JERUSALEM -- Two rockets fired from Lebanon struck northern Israel overnight, the military said Tuesday, expanding the violence that has erupted on Israel's other borders ahead of President Bush's visit to the region. No injuries were reported.
It was the second rocket attack on Israel from Lebanon since Israel's summer 2006 war with Lebanese Hezbollah guerrillas. In June, two rockets fired by a previously unknown group, the Jihadi Badr Brigades -- Lebanon Branch, fell in Israel, causing minor damage but no injuries.
Israeli military officials said it appeared the same group was behind Tuesday's attack, although there was no claim of responsibility.
A senior military officer in Beirut said the Israeli report was "baseless and completely fabricated." He spoke on condition of anonymity because he was not authorized to discuss the incident with the media.
Yasmina Bouziane, a spokeswoman for U.N. peacekeepers in Lebanon, said the force had a team on the ground looking into the report. "In the meantime, we can't confirm or deny" the Israeli claims, she said.
A resident of the northern Israeli town of Shlomi, Simona Salamon, said a rocket hit her porch in the middle of the night. "It was such a big noise and my ears were ringing," Salamon told Army Radio. "It made a hole in the wall."

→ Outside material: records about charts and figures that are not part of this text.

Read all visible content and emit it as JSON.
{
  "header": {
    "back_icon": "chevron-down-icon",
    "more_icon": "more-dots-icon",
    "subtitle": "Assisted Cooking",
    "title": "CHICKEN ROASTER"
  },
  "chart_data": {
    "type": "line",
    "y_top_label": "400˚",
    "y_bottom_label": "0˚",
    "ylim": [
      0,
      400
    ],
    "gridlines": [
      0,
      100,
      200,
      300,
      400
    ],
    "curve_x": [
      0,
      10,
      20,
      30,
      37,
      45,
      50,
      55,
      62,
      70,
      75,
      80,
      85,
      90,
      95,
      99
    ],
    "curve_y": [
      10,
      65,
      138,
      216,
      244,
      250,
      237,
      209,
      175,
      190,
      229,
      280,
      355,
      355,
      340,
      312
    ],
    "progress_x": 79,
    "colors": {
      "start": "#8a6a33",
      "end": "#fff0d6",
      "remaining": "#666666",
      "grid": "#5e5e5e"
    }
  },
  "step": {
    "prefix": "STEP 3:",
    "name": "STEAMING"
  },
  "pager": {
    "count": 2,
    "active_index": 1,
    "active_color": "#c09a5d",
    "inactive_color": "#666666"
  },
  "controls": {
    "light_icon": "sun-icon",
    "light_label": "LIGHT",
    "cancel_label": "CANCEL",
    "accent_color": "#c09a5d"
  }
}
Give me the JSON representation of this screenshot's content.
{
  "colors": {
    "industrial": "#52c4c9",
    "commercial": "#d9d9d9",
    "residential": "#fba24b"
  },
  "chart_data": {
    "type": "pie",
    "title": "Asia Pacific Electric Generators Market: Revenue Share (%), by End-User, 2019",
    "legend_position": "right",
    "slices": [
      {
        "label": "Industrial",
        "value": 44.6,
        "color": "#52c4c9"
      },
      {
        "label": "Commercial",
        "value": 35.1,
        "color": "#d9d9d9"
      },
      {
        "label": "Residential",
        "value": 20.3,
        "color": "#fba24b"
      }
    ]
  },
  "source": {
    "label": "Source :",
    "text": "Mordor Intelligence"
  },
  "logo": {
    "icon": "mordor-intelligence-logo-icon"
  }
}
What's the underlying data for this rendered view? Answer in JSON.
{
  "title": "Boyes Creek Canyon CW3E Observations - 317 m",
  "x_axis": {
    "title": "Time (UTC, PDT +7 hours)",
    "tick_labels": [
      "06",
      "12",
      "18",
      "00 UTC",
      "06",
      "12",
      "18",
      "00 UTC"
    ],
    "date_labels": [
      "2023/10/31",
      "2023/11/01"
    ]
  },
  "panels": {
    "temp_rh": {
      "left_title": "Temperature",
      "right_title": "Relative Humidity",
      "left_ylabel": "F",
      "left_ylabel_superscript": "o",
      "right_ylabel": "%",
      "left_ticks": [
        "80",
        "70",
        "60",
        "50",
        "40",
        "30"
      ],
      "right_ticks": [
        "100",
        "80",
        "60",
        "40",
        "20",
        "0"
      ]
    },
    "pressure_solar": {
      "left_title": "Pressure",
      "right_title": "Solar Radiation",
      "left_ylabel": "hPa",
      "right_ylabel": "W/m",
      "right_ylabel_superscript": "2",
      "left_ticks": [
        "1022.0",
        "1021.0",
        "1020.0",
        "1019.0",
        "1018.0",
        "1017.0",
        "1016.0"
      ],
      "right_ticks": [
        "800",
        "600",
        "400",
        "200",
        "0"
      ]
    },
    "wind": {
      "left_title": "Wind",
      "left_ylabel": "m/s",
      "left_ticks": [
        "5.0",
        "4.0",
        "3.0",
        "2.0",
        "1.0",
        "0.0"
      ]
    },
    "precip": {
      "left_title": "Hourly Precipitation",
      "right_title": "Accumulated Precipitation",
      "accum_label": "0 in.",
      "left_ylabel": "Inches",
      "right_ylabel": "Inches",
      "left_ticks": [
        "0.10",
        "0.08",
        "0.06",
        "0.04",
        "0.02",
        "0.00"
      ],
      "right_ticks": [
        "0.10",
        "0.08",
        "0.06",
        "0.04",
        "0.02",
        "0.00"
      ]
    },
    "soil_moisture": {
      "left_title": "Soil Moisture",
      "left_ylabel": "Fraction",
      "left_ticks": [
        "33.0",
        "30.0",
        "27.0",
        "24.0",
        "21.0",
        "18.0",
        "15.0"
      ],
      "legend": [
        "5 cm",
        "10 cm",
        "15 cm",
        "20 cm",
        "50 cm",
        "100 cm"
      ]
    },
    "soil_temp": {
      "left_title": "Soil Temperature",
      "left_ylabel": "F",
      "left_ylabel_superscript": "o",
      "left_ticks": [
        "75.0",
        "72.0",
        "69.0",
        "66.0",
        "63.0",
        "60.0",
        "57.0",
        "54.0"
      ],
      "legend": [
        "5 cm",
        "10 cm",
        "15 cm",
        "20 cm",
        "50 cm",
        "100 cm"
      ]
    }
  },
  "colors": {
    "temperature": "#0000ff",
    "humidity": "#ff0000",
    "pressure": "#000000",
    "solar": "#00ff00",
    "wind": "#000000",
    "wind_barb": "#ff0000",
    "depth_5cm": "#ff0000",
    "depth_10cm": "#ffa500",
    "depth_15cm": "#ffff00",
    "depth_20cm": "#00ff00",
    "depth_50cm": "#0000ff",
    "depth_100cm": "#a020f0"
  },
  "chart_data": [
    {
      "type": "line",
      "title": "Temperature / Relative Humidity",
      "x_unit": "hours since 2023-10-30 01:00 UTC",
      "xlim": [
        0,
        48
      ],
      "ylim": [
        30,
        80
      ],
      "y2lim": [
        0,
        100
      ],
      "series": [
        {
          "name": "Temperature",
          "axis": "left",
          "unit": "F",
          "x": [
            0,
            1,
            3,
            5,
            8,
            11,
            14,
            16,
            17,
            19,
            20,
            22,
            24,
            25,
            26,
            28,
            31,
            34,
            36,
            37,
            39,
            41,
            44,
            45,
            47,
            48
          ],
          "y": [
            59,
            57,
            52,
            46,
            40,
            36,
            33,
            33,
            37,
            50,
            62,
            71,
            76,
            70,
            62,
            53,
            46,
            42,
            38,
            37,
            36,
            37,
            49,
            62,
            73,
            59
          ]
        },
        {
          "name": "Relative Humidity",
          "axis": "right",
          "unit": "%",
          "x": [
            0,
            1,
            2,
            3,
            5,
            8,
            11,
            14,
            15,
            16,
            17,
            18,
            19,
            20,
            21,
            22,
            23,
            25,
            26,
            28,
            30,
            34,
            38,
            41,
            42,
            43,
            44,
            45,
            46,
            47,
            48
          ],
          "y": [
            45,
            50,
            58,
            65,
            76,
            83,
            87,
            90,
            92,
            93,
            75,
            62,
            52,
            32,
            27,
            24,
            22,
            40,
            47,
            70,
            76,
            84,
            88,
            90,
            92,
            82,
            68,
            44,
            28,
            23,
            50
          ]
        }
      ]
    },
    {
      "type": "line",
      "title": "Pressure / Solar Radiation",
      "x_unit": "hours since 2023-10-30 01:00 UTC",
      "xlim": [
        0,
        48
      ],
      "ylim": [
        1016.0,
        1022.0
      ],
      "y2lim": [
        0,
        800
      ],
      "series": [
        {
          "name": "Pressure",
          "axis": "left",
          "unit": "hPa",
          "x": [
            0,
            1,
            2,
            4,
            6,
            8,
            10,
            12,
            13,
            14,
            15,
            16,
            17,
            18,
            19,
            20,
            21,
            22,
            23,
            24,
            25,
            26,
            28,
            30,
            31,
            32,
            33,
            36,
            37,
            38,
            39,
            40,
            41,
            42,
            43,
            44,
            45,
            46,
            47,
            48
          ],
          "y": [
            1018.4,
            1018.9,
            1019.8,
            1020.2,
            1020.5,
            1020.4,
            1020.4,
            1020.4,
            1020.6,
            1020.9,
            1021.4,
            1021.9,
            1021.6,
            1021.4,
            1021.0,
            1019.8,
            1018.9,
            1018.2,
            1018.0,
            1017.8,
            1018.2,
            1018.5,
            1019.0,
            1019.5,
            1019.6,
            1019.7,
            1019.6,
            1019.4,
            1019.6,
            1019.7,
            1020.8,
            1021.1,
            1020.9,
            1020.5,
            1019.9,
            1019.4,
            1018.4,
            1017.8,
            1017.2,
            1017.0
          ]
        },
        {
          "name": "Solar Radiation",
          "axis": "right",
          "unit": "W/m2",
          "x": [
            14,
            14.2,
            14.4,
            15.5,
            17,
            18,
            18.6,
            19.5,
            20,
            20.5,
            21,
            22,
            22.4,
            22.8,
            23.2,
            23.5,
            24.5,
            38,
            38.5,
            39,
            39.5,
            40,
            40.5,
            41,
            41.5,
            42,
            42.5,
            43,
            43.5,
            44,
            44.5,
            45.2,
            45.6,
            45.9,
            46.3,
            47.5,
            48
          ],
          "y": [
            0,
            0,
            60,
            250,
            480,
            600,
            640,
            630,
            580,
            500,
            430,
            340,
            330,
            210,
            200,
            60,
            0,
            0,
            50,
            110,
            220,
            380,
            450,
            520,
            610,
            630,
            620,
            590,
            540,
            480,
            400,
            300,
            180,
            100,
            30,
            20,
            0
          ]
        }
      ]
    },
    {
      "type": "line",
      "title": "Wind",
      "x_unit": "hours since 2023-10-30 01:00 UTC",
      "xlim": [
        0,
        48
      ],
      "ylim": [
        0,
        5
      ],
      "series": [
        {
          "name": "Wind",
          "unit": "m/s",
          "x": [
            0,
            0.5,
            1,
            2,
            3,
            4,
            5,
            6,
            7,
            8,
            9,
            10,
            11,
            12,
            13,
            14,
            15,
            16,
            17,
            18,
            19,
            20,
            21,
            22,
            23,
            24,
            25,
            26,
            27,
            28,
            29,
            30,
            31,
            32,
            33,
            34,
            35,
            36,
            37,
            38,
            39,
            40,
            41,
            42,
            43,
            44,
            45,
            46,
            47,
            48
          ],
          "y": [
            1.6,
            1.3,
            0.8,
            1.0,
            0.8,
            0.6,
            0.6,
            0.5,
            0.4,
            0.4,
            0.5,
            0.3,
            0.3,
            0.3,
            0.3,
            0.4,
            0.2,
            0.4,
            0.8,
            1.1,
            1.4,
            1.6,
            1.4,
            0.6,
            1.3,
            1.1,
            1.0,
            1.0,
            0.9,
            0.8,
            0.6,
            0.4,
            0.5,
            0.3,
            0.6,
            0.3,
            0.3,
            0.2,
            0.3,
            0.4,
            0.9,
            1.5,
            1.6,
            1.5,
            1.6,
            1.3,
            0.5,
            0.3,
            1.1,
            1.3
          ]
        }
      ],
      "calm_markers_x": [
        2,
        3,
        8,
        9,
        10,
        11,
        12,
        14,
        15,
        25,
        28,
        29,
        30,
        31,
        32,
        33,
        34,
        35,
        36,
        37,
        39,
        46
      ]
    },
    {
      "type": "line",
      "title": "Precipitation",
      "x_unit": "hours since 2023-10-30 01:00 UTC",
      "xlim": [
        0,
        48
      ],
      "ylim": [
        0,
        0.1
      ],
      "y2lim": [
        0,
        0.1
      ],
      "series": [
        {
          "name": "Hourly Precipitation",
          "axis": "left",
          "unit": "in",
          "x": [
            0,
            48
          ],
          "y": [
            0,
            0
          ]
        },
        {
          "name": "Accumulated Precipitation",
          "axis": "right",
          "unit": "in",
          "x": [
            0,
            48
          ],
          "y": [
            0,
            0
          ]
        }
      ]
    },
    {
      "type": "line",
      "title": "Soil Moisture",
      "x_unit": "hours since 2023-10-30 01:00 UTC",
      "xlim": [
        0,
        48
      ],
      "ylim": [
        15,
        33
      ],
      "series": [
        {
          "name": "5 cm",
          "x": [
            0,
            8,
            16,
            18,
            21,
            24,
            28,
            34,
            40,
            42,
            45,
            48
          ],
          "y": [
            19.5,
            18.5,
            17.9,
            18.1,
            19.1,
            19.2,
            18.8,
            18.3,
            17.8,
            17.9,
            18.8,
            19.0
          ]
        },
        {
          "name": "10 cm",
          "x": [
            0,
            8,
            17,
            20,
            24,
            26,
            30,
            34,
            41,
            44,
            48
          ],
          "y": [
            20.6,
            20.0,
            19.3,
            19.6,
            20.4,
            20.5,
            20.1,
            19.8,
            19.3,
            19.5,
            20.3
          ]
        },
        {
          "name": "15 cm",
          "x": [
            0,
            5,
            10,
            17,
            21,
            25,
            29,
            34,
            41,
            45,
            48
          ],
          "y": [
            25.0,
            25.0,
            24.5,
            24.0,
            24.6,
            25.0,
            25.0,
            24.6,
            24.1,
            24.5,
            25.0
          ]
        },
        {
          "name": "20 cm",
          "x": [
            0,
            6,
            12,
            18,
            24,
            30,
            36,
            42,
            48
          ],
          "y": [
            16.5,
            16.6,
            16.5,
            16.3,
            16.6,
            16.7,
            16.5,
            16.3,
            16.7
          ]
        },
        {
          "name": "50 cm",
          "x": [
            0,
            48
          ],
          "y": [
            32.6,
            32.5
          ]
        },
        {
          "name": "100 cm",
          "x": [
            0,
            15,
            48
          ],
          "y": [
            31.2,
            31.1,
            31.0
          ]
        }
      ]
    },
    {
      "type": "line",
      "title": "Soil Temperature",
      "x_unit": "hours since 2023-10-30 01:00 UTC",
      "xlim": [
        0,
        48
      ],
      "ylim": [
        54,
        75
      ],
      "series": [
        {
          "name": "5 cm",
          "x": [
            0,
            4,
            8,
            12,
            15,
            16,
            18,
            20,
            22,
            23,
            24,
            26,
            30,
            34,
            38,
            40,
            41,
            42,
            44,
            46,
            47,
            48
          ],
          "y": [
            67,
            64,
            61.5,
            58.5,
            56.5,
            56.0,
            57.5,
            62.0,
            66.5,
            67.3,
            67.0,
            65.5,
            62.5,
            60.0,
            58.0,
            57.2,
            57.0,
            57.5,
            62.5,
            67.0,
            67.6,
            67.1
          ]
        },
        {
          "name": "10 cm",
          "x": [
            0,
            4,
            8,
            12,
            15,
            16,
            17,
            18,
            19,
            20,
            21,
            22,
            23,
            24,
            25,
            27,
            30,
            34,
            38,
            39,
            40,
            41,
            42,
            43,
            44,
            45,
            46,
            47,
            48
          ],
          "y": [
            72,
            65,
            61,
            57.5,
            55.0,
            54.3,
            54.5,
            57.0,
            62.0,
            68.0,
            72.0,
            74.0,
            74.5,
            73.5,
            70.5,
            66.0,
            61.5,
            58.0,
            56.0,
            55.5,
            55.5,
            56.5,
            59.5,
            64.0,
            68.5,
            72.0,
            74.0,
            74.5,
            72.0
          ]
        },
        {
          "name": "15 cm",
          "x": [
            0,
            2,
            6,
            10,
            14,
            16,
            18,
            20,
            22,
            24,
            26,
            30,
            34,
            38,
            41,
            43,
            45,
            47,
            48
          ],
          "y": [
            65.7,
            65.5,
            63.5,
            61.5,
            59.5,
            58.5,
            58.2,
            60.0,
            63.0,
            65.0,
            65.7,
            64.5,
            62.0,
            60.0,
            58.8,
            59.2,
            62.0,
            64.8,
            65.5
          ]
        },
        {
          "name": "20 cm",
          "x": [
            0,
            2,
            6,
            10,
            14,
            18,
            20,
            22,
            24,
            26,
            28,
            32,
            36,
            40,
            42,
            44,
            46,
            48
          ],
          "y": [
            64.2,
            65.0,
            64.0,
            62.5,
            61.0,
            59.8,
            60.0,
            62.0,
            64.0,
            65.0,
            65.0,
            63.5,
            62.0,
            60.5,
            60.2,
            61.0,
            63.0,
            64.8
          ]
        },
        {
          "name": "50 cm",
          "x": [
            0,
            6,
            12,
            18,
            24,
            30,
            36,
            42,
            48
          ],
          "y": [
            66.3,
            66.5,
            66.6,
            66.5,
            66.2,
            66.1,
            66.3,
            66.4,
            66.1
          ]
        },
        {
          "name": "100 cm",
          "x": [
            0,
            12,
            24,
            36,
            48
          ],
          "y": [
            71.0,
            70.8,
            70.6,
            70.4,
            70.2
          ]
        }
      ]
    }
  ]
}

During the 2006 war, Lebanese Hezbollah guerrillas bombarded northern Israel with nearly 4,000 rockets. Forty Israeli civilians were killed, along with 119 Israeli soldiers. More than 1,000 Lebanese -- most of them civilians-- were killed in Israeli bombardments.
Shlomi Mayor Gabi Naaman told Army Radio that three rockets landed in the community around 2 a.m.
The rocket fire from Lebanon comes on the heels of Israeli clashes with Palestinians in the Gaza Strip and West Bank.
Israeli troops carried out an incursion in central Gaza after militants fired a rocket Thursday that struck deep into southern Israel. They also conducted a four-day raid in the West Bank town of Nablus, uncovering a weapons laboratory and other munitions and arresting 20 wanted men.
The tensions on Israel's northern and southern borders threatened to cast a pall over Bush's three-day visit to Israel and the West Bank, which begins today.